The second problem with equating the singular form with its plural is that, as Jehoshua Grintz pointed out in a 1966 article, such a construal does not fit the mores of that era. Surely the Hivite delegation is negotiating with a small body of Israelite representatives, because that is how things were done. Indeed, just a few verses later (vv. 15–22), the Israelite negotiating party is labeled retrospectively as נְשִׂיאֵי הָעֵדָה “chieftains of the community.”
To resolve the above problems in one stroke, Grintz takes אִישׁ יִשְׂרָאֵל as a technical term for “the leaders” of the community as such. (To support his conclusion, Grintz adduces the meaning “leaders” also in several other passages. I do not find that evidence convincing.) Unfortunately, Grintz’s conclusion does not account for the difference between the noun’s reference and its sense—that is, between those whom אִישׁ denotes and what it is predicating about them.
Yes, the use of singular אִישׁ points toward the communal leadership as a collective. But at this point in the story, the fact that they are leaders is presupposed; it goes without saying. What the term in question is framing that leadership body as representing Israel in an international parley. It casts that body situationally, as one side in that parley.
This situation-oriented construal of אִישׁ yields a more coherent text, for it is consistent with the co-referential term used later in the episode. And because it is based upon the noun’s usual and prototypical meaning, it obviates Grintz’s recourse to a technical term.
Similar collective usages of אִישׁ that profile one side of a parley as such are found in Judg 8:1; 15:10; 1 Sam 11:9; 2 Sam 19:15, 42–44.
As for rendering into English, the challenge is that Biblical Hebrew uses grammatical number to express a conceptual frame (which a speaker can then harness to make a pragmatic point) more extensively than English does. Although the same nuance in meaning is not conveyed in English directly in the same domain—that of grammar—it can be reflected in English lexically, via an idiomatic rendering. The NJPS rendering the men does not convey the conceptual or situational nuance.

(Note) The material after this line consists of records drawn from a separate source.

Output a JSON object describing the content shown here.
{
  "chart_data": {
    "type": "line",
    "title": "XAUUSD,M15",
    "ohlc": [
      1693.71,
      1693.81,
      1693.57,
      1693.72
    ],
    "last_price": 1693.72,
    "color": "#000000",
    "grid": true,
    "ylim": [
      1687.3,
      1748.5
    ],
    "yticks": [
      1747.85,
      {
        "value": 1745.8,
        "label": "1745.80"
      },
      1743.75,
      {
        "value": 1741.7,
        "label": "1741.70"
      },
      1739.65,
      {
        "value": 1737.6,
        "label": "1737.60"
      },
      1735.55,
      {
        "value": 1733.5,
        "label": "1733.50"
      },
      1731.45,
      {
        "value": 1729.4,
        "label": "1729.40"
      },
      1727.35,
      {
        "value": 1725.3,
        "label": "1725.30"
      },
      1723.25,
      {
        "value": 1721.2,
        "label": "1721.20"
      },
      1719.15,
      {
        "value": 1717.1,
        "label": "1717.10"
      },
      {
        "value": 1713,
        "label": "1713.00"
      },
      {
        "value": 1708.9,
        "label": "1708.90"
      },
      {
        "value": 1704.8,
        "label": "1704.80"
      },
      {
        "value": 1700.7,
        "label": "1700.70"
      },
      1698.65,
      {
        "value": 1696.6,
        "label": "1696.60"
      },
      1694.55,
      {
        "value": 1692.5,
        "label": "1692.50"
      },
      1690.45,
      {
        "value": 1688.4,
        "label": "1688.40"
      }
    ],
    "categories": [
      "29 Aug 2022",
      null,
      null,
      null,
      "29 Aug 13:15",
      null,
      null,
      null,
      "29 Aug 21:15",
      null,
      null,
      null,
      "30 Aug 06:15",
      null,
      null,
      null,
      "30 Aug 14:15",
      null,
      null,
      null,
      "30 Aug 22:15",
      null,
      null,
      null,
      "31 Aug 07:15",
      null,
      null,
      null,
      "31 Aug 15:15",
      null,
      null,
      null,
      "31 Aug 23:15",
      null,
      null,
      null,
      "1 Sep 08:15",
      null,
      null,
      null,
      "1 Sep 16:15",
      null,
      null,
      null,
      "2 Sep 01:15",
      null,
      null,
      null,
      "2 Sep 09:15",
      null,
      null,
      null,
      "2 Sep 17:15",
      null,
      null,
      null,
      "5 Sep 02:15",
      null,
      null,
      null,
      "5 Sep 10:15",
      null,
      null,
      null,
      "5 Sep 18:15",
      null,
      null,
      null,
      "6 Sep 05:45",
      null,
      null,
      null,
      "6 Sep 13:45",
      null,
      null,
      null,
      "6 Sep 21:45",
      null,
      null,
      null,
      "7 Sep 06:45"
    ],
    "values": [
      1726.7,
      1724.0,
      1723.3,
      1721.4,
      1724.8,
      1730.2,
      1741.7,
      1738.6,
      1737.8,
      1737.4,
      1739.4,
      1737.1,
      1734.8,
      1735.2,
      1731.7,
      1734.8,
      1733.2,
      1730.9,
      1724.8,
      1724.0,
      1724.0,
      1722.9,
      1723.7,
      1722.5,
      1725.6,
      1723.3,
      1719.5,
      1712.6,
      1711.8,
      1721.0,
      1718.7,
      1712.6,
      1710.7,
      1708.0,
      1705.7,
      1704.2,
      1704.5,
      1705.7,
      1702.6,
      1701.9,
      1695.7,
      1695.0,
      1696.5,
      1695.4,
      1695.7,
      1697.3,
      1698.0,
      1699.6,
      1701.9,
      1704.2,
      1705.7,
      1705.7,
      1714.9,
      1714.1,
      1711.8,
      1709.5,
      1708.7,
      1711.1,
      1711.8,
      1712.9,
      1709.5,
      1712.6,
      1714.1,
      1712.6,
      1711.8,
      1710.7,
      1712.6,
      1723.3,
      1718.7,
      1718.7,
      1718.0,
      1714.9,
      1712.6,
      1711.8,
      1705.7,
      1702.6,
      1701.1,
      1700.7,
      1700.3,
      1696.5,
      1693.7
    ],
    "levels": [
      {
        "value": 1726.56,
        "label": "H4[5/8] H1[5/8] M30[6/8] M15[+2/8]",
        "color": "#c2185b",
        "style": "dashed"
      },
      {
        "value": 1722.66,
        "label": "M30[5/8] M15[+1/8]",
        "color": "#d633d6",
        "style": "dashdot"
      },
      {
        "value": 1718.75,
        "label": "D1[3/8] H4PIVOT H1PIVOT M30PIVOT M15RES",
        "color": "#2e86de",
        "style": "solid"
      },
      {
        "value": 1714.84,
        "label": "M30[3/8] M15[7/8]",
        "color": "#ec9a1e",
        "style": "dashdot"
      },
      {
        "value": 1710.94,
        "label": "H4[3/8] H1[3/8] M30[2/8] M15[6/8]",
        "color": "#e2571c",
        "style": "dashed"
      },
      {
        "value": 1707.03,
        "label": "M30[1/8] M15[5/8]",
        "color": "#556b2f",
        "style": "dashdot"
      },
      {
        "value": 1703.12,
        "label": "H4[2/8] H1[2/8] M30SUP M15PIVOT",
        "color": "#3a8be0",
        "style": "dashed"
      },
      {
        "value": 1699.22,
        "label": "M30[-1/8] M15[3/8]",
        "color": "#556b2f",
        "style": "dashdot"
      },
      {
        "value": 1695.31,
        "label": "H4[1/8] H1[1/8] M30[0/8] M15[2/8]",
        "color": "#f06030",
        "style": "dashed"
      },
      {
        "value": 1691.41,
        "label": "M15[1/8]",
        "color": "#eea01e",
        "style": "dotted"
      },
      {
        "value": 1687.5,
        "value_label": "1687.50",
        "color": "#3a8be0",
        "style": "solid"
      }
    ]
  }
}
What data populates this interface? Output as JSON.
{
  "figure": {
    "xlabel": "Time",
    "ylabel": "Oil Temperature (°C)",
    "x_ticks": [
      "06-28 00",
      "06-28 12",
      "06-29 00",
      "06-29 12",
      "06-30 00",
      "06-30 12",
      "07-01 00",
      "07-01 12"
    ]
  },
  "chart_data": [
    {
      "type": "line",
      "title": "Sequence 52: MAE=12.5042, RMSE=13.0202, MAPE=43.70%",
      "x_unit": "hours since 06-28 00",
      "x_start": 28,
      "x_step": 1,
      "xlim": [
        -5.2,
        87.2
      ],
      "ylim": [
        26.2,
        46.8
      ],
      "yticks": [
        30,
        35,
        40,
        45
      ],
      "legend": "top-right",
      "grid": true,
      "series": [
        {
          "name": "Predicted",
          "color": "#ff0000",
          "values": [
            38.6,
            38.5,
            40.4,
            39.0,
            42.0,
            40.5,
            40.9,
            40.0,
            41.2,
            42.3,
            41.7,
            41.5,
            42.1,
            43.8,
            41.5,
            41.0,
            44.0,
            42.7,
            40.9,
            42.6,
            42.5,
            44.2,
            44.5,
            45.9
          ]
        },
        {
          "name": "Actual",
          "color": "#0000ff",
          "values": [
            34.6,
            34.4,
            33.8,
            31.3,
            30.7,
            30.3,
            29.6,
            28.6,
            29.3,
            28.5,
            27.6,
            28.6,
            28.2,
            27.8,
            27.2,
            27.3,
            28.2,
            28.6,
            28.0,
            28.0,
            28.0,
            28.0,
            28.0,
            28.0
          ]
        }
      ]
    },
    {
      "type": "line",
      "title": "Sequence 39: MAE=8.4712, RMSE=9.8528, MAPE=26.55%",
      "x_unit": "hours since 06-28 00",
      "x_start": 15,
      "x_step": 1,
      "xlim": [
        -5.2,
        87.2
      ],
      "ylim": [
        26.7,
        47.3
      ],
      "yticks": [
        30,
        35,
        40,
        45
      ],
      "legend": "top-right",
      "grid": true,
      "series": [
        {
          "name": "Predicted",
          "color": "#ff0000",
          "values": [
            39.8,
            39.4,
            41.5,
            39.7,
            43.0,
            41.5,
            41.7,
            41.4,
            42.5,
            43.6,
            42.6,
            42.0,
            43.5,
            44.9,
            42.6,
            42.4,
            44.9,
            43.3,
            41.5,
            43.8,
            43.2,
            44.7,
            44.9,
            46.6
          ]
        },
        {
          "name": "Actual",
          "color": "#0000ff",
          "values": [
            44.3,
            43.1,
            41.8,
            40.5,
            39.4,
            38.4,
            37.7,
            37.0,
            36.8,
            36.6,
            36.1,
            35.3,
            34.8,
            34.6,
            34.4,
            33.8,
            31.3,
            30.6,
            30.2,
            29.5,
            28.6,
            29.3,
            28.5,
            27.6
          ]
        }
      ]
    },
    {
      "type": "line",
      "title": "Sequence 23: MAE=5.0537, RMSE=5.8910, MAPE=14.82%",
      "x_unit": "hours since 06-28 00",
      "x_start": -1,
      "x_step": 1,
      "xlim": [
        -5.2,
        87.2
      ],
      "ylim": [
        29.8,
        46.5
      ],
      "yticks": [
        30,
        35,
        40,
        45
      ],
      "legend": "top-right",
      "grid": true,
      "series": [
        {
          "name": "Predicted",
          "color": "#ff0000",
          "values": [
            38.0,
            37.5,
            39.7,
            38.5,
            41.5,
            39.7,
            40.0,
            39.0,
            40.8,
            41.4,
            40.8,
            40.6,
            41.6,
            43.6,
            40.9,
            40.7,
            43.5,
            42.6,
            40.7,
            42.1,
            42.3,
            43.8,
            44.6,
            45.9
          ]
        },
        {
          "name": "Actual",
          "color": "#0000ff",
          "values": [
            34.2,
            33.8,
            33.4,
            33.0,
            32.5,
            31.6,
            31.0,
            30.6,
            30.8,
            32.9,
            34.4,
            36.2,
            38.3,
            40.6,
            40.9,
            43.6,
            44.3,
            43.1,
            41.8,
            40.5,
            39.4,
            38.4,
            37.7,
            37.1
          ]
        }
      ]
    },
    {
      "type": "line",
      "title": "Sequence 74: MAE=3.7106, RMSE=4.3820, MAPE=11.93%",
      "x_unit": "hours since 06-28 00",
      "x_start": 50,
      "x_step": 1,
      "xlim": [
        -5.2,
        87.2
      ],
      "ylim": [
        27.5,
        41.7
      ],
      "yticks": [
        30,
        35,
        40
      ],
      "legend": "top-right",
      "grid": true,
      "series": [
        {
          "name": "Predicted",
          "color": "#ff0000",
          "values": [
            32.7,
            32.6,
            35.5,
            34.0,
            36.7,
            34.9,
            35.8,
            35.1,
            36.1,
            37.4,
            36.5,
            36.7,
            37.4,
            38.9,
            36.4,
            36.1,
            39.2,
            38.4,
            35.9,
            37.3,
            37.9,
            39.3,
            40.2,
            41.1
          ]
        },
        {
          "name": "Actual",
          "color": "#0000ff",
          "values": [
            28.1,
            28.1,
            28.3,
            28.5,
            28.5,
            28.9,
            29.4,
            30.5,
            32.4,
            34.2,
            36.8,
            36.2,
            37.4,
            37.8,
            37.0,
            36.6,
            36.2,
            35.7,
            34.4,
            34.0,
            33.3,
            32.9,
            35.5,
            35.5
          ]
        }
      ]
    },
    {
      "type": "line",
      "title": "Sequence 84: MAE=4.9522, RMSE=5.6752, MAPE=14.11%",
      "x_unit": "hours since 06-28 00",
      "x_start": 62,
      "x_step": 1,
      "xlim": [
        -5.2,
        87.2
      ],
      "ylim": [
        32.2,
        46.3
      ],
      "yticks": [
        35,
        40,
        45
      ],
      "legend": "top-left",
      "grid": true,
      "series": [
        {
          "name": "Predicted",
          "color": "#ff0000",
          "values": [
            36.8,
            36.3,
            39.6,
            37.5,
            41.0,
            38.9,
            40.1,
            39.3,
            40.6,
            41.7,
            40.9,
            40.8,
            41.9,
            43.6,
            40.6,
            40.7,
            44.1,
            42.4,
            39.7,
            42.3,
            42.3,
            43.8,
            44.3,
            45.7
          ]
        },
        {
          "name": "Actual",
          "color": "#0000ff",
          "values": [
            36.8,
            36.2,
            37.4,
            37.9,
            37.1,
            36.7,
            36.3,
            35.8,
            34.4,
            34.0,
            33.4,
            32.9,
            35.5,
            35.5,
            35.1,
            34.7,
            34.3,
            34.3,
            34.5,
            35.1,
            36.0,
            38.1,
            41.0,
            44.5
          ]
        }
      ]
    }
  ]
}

RJPS typically renders such instances of collective usage (and there about 70 of them) with a relational noun such as side. The latter encourages the audience to regard its referent in relationship to something larger than the referent itself. Indeed, in many of its biblical usages, אִישׁ has long been represented in English by (relational) role terms such as husband, warrior, subordinate, etc. Relational nouns are often the closest English equivalent to a situating function that operates on the discourse level of communication. (That being said, they cannot have the exact same cognitive and communicative impact as a situational noun, because the latter reflects a distinct conception that is processed more quickly by the mind.)